How we can help: One of the highest priorities for these grandmothers is to secure school fees for their grandchildren. For this purpose, they are extremely interested in obtaining meat goats, which would provide them a viable sustainable income-generating activity. Establishing a program to furnish goats for grandmothers is on our agenda at Universal Love Alliance.
Impact of Support for Three Brave Elders
"After losing two sons and their wives, I inherited the responsibility of providing for my seven grandchildren. Although the government of Uganda announced Universal Primary Education, it has not come to pass. And it was very difficult for me to pay school fees for my orphaned grandchildren under my care. The children had resorted to fetching water for people to earn money, which can help us buy salt, soap and food."
"Then ULA learned of my situation. I say 'thank you' to them for sponsoring my eldest grandson’s vocational training, a tool box and money to buy materials. He started making chairs, tables and wooden beds and selling them. He started providing for his young brothers and sisters, and even taking care of me. With the carpentry skills that he gained, he is now training his two brothers. A miracle has come to my home! It has changed my difficult life to a much better one, and it has changed the life of my orphaned grandchildren from a life of beggars to one of providers. I have been helped to forget the pain of losing my children. ULA became the “father and mother” of my orphaned grandchildren and has helped me to give them a decent, meaningful life. Not only can they care for themselves, but also for others. I am so thankful."
“I cannot forget the day I received a blanket, washing soap and a bed sheet from ULA. My life changed. I have lived the most of life struggling, I came to Uganda from Rwanda because of conflict in my country. I now have taken care of one grandchild after her mother, my daughter, died of AIDS. I cannot find the father because me and my daughter used to move from place to place in search of food and work. My granddaughter and I have lived from village to village."
"One day the people of ULA came in this last village where we are staying and educated community leaders to care for the needy, the frustrated, the homeless and those seeking refuge for safety of their lives. One other person and I were chosen by the community to be given housing. ULA did not stop at that. The team provided me with basic needs like a blanket, bed sheets, washing soap, and they are now helping my granddaughter receive schooling. I now feel accepted in the village where am because of the ULA teaching to the community and support that the team provided me. I can sleep and cover myself, sleep in house. I am not insecure anymore. I am made to feel younger and fresh though I am elderly. I can feel and experience the meaning of life and humanity.”
“I was married at the age of 16. I produced 9 children -- 7 boys and 2 girls. My son died of HIV/AIDs in the early 80s when no one knew about it in our village. We thought he was bewitched. So, we sold most of our property to neighbors and spent money on witch doctors, thinking that he will be healed; but this never happened. He died, leaving 4 sons. They joined Yoweri Kaguta Museni in the bush, fighting in the liberation war which lasted for six years. One died there, and three came back HIV-positive. They lasted for one and a half years and died. One of my two daughters, I don't know where she is. She disappeared from home."

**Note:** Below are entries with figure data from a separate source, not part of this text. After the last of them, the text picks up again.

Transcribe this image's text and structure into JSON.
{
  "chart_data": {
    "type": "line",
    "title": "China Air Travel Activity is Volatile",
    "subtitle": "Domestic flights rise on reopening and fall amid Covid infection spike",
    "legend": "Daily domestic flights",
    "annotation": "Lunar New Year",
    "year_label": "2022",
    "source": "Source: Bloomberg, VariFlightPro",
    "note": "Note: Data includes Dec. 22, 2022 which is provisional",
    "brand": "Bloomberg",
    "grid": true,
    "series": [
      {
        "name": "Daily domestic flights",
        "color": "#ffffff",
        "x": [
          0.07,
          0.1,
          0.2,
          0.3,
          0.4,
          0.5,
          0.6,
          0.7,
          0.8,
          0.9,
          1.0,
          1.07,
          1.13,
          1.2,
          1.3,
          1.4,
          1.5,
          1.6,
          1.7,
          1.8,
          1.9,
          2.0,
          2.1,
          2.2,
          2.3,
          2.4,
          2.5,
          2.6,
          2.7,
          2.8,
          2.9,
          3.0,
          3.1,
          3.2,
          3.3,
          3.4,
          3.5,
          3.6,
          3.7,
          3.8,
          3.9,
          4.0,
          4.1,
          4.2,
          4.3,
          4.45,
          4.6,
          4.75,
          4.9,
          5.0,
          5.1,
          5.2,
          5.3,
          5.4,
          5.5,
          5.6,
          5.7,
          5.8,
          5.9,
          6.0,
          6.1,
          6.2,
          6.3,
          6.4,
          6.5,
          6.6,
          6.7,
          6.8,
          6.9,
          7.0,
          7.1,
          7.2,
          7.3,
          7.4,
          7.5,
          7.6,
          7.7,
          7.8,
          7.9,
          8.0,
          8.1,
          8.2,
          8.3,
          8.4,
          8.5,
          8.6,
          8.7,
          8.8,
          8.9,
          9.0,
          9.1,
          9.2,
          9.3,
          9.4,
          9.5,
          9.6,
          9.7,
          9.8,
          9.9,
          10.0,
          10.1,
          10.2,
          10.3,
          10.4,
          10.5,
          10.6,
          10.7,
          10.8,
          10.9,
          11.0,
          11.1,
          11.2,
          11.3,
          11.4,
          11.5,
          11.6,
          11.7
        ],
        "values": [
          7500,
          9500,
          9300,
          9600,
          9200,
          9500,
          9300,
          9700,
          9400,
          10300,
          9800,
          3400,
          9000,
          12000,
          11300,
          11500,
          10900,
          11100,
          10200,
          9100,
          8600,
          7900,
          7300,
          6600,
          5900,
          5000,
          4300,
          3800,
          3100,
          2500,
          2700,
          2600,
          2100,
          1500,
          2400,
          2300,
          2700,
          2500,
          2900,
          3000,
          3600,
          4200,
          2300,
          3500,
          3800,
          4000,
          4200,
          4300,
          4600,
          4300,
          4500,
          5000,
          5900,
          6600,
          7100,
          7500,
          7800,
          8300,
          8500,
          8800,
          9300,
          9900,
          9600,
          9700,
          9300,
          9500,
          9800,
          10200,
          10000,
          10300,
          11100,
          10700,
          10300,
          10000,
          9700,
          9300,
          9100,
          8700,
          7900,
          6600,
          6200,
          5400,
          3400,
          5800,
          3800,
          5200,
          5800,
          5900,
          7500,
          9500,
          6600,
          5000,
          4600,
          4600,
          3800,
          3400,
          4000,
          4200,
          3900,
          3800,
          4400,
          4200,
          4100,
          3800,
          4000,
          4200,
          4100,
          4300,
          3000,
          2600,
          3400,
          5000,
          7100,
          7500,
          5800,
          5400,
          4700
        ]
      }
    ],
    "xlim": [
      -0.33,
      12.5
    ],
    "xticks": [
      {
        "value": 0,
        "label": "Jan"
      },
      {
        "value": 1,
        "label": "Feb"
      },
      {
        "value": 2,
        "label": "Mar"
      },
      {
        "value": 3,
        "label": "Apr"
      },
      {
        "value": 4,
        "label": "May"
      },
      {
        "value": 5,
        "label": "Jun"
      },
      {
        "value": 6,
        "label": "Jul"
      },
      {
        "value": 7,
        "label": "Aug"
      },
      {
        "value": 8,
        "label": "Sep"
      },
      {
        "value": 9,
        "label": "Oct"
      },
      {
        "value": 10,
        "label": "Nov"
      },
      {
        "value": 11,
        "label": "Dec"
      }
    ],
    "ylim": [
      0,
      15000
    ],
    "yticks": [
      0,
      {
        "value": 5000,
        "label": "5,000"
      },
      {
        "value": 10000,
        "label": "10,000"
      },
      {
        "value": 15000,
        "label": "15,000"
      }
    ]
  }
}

"ULA has helped me a lot, it provided me with a blanket, bed sheets, washing soap, and now they are paying school fees for one of my grandchildren. They found me freezing at night without anything to cover myself, the blankets I had were old; my grandchild was telling me every day that she wanted to go to school. This situation was beyond my control, but ULA came in and rescued me. I now have a good blanket, and my grandchild is going to school. I have nothing that I can offer to thank ULA, but only to give prayer that helps them in the work they are doing.”